Cronache

Puglia, la guerra dell'uva: con o senza semi?

Da un lato ci sono i titolari dei brevetti "apirene" (la qualità senza semi), dall'altra gli agricoltori dell'uva con i semi. Questi ultimi sono costretti a pagare a peso d’oro i brevetti e a vincolarsi a quel tipo di produzione, hanno fatto ricorso all'autorità garante della concorrenza e del mercato perché la Puglia rischia di perdere il primato produttivo nazionale

Puglia, la guerra dell'uva: con o senza semi?

È sulla terra rossa e fertile, che, in Puglia si sta portando avanti una guerra importante. C'è chi l'uva la produce con i semi e chi senza. La qustione ruota tutta intorno ai brevetti e all'antitrust.
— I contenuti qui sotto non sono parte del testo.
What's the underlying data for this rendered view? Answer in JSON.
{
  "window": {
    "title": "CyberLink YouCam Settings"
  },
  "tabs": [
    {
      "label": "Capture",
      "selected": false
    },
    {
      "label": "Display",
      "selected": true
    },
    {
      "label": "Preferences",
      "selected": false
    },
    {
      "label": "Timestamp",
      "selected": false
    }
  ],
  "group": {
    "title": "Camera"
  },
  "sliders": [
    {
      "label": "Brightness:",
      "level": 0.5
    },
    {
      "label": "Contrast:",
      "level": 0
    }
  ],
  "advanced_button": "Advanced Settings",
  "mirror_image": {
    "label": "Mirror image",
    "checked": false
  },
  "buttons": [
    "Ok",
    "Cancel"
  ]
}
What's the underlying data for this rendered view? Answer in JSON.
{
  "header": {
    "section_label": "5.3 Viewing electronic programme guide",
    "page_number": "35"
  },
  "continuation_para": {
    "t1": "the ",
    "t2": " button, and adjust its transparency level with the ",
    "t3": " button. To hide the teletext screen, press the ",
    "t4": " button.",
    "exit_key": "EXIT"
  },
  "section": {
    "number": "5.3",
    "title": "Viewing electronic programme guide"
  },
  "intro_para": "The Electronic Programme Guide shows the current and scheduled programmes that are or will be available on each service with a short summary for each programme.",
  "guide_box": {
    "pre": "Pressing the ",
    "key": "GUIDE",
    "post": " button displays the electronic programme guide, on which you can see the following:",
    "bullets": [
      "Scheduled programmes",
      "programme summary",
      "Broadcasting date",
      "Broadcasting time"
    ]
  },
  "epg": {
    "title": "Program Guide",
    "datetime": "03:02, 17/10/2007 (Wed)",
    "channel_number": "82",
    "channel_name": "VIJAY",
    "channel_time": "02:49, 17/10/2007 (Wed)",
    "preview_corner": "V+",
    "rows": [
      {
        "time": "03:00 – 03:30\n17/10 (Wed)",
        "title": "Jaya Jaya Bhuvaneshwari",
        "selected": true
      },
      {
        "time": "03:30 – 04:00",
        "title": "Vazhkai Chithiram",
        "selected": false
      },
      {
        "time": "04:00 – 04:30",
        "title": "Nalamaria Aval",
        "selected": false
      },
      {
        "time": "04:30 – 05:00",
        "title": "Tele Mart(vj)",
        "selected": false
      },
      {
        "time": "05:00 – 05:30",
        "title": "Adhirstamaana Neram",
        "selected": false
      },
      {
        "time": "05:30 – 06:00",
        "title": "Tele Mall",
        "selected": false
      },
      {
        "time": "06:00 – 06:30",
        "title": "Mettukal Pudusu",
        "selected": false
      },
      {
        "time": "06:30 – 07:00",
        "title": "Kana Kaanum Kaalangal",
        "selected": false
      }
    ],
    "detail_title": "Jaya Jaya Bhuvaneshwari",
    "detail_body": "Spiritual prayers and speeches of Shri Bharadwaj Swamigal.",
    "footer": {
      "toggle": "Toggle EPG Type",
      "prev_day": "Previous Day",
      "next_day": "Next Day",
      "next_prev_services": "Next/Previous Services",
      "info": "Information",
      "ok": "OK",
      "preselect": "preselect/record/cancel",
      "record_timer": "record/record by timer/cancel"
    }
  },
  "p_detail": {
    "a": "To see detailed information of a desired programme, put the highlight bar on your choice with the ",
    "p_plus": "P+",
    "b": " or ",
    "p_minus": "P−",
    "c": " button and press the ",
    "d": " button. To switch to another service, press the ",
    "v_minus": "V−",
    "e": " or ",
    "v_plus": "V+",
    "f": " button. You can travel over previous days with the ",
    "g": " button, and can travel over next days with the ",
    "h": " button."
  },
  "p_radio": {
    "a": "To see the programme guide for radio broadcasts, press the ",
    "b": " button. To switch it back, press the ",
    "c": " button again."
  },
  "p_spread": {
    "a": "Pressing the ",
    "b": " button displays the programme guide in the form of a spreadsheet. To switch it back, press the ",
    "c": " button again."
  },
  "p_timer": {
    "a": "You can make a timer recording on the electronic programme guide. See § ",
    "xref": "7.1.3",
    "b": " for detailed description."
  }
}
Come si legge in un articolo di Fulvio Colucci sul quotidiano regionale "La Gazzetta del Mezzogiorno", da un lato ci sono i titolari dei brevetti "apirene" (l'uva senza semi), dall'altro gli agricoltori pugliesi che hanno ottenuto la licenza per produrre l'apirene, ma a percentuali altissime volute dai proprietari delle licenze date in concessione.

Questa guerra è partita da un gruppo di produttori pugliesi che ha presentato ricorso all’autorità garante della concorrenza e del mercato a cui è stato chiesto un parere in merito. Gli agricoltori vogliono essere liberi di produrre quello che la loro terra ha sempre donato senza dover sottostare alle dure regole del mercato che mettono in ginocchio l'economia pugliese. In questa guerra sono coinvolte anche le associazioni di categoria. La Cia (è la confederazione italiana agricoltori) avrebbe presentato, a sua volta, un ricorso al Garante per tutelare gli iscritti che versano in situazioni di difficoltà.

Secondo quanto sulle pagine della Gazzetta, Cinzia Coduti, responsabile nazionale dell'ambiente e del territorio di Coldiretti ha dichiarato che i titolari dei brevetti avendo investito nelle ricerche e nell’innovazione devono vedere i frutti dei loro sacrifici, ma dall'altra parte ci sono gli imprenditori agricoli che vogliono utilizzare quella varietà d’uva e ha diritto ai ricavi della produzione. "Se i costi sono elevati, il prezzo di vendita deve essere giusto, altrimenti è un disastro" spiega Coduti. E al disastro si accompagna un vero e proprio esproprio della terra da parte dei titolari di brevetto.

Su casi come questi è intervenuta anche l'Unione Europea con la direttiva 633 del 2019 secondo la quale entro il 2021 ci deve essere un equilibrio tra i titolari dei brevetti e i produttori attraverso royalties per chi ha brevetti e prezzi remunerativi per gli agricoltori che hanno le licenze.

C'è chi chiede al Parlamento di intervenire, come l'ex deputato Paolo Rubino "perché nella vicenda dell’uva senza semi gli agricoltori stanno diventando coloni ed è in corso una “controriforma” che toglie loro la proprietà della terra. Si stanno verificando gli stessi effetti della vendita dei terreni all’asta.". Rubino sottolinea un passaggio: "Se smonti il tendone perdi il terreno. È l’esproprio della globalizzazione. Gli effetti sono esattamente contrari a quelli del Brasile. Lì il movimento dei 'Senza terra' si è ripreso la terra occupandola. Qui le multinazionali cacciano gli agricoltori. Se riflettiamo è la stessa politica.

Perciò bisogna lavorare in silenzio e incidere sui fatti, sulle cose".